Abruptly, she realized the answer, and her eyes widened in shock. All the wizards in St. Giles—Tom said they were working for Mannering, or they weren’t working. Ma Yanger hadn’t done any spells for two months, and then she . . . she. . . . The memory of Ma Yanger’s vacant expression and the grunting sound that had been all the speech she could manage made bile rise in Kim’s throat. Not Mairelon!
She looked across at him, suddenly frantic with worry. His eyes were still closed; he hadn’t noticed her reaction. She hesitated; but only briefly—they must be nearly to Grosvenor Square, and she didn’t have much time left. “Epistamai, videre, l’herah, revelare,” she said, too softly for him to hear over the sound of the coach wheels, as she sketched the pattern in the air.
A softly glowing green haze sprang up around Mairelon, twin to the one she had seen surrounding Ma Yanger in the tenement the week before. Despite herself, Kim gasped. Mairelon’s eyes opened. “What is it?” he said.
Kim swallowed. If she needed further proof, she had it now; he hadn’t felt the spellcasting. “I just did that spell you taught me, the one that shows what things are enchanted. And you’re glowing green.”
Mairelon’s eyes narrowed, and his face lost some of its hopeless look in sudden interest. “Brightly? Evenly?”
“N
ot very bright, just sort of a mist. It’s about three inches deep all over, near as I can tell.” She leaned forward to measure more nearly, and Mairelon jerked away.
“No!” he said, and then, more gently, “Until we have a better idea just what happened and how, you’d better not try anything like that again. You don’t want it to happen to you.”
Kim sat back. The advice was good, but . . . “If you won’t let nobody throw the wind at you, how are we going to figure out what sneaking bully fitch done this, let alone set it to rights?”
Mairelon frowned, looking yet more like himself. “I hadn’t really thought it out. Shoreham may have run into something like this before, or one of his men may have. I’ll see him in the morning. And Kerring—if it’s a known spell, it’ll be in the Royal College’s library somewhere, and if it’s there, he’ll find it.”

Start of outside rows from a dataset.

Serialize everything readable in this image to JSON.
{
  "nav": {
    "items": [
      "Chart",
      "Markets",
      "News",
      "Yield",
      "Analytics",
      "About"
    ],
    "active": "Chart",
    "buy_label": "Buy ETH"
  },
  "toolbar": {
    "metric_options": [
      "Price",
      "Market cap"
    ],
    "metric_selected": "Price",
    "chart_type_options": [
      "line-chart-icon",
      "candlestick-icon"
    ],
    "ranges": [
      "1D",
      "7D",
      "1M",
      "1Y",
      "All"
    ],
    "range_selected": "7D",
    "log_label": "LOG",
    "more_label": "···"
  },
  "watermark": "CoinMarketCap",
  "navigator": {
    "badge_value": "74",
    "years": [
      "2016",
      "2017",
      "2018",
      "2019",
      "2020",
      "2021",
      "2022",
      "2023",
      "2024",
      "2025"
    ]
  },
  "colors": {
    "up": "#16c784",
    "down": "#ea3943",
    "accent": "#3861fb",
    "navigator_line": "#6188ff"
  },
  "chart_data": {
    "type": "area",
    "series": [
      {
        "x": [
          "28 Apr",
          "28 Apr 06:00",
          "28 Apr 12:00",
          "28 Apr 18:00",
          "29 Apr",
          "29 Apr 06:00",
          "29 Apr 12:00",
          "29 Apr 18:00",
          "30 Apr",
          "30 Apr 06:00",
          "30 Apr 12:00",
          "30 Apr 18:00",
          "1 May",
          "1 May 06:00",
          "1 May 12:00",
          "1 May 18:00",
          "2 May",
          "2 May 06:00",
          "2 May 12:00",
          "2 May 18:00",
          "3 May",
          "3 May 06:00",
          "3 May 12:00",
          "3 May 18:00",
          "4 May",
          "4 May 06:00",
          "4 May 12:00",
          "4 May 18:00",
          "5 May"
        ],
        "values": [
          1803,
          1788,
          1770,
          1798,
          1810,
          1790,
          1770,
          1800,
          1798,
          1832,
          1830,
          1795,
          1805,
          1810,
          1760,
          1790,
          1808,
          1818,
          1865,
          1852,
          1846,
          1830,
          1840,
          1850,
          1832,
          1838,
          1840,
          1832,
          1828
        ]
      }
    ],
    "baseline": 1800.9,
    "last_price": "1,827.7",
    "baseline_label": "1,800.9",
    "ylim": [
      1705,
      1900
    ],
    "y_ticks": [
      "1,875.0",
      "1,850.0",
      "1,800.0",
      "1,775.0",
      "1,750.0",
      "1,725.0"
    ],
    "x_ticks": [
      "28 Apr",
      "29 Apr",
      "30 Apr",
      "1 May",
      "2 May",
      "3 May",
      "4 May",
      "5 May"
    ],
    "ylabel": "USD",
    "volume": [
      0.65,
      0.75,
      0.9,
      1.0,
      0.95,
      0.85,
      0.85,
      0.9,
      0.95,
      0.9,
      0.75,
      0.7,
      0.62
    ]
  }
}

And if it’s an unknown spell? But she couldn’t bring herself to say it, not when the thought of being able to do something about the spell had banished the haunted look from Mairelon’s face.
The carriage pulled up, and for once Mairelon waited for the footman to open the door. The house was quiet as they entered. Mairelon nodded toward the darkened dining room and said, “We’d best check the ward before we do anything else. The check is a small variation of the warding spell you already know, like this. . . .”
Kim followed his directions, but found nothing; the warding spell remained untouched. When she reported this to Mairelon, he frowned. “Either we’ve arrived in good time for whatever he’s planning, or he isn’t planning to do it here,” he muttered.
“Or he’s done it already,” Kim said.
“Eh?” Mairelon looked up, startled.
“It was a trap,” she said patiently. Mairelon’s face set, and she went on quickly, “Maybe that’s all he meant to do.”
“Ah. If he thinks that I’m the only full-fledged wizard in the household, he’ll expect the ward to dissipate in a day or two, because ward spells require maintenance and I . . . can’t do that any longer. All he would have to do is be patient, and he’d have a free hand.” Mairelon dropped into a chair and began drumming his fingers on the dining-room table. “But as soon as he realizes that the ward isn’t weakening, he’ll know that someone else is maintaining it. Then he’ll come after you and Mother.”